Я сам видел эти полосатые колонны под конвоем мордастых автоматчиков с остервенело лающими овчарками. Иногда собак спускали, и они грызли пленным ноги. У высокого на месте икры был страшный, красный «звездный» шрам от вырванного овчаркой куска мышц. В лагере на нарах каждую ночь кто-нибудь из своих умирал от истощения или болезни.
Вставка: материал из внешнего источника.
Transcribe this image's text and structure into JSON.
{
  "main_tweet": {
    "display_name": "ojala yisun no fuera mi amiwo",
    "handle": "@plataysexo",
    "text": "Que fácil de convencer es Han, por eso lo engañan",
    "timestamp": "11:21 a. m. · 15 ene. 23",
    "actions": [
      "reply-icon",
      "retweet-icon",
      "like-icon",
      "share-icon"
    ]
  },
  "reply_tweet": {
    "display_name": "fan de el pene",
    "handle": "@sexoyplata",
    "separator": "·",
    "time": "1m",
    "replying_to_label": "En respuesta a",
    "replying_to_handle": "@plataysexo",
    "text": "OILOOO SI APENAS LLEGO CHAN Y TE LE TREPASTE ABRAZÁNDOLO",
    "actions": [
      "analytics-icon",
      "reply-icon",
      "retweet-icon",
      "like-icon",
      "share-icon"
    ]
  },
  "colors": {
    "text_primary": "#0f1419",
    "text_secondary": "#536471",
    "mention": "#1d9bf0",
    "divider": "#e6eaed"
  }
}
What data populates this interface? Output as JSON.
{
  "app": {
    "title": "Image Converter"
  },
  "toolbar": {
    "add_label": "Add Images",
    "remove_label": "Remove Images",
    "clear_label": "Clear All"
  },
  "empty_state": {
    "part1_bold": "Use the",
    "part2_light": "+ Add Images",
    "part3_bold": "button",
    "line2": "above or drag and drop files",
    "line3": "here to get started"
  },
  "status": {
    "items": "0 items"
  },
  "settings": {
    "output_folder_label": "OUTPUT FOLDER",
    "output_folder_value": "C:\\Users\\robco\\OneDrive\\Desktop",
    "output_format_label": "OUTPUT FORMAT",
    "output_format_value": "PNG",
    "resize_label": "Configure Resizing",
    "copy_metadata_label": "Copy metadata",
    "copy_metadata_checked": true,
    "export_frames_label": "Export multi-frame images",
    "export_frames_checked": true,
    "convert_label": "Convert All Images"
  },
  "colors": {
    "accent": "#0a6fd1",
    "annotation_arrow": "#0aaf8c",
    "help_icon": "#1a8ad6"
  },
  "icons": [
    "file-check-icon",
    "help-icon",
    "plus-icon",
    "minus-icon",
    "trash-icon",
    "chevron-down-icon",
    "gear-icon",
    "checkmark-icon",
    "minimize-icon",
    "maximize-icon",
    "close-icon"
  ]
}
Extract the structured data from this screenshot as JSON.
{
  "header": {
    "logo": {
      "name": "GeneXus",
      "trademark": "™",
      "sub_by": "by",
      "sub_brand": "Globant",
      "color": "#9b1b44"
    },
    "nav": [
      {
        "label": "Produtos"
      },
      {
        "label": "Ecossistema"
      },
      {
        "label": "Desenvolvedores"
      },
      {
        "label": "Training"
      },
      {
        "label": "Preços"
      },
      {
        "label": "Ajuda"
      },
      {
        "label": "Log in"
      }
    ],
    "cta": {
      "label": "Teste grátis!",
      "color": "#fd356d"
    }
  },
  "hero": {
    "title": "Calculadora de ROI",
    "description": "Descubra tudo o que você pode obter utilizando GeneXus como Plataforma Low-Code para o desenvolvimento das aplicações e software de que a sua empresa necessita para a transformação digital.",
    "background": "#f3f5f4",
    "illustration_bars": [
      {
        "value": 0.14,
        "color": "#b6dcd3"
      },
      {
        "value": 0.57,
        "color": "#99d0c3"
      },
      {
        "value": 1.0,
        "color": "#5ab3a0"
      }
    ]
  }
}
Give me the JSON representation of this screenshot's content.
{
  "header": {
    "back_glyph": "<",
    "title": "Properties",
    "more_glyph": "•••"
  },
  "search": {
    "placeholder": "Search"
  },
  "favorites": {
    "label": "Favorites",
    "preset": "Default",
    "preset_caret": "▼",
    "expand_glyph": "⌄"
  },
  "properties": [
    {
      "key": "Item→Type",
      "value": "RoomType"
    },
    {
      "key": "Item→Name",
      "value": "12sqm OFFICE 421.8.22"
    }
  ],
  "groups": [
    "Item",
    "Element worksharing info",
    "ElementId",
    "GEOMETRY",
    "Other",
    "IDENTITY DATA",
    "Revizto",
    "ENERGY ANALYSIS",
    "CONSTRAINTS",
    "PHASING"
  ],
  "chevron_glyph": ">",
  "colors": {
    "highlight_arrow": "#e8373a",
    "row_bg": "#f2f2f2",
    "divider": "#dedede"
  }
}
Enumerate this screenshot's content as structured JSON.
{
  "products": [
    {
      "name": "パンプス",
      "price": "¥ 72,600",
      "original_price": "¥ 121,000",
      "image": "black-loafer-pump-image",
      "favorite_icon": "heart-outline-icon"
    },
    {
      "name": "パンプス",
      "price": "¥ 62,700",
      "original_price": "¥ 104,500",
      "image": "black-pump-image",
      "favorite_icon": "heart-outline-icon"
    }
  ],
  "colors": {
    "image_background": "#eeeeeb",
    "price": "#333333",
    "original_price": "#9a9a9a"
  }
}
Таня предложила солдатам теплой воды, мыло и большой таз, чтобы обмыться, и они приняли это с большой благодарностью. Когда сняли полосатые куртки, то еще больше ужаснули нас своей худобой – это были живые скелеты, обтянутые темной от грязи кожей. Потом они долго спали на полу а, проснувшись, снова немножко поели и собрались идти дальше, - куда они и сами не знали. В то время бесчисленные массы людей куда-то шли, откуда-то уходили. На дорогах было много людей с тачками и какими-то жалкими пожитками. Кругом стояли пустые, оставленные жителями дома. А на дорогах повсюду валялись брошенные вещи и машины. И наши солдаты влились в этот людской поток в надежде найти путь домой. А путь этот оказался долгим, тяжелым и горьким.
Клад
Однажды под вечер перед домом, где мы жили, остановился сильно запыленный «опель». Из машины вышел высокий офицер СС. Застегивая на ходу свою серо-зеленую длинную шинель, он быстро поднялся на второй этаж, где жила хозяйка дома фрау Г. Рано утром он уехал так же внезапно, как и появился. Соседи по улице сказали, что это был сын фрау Г.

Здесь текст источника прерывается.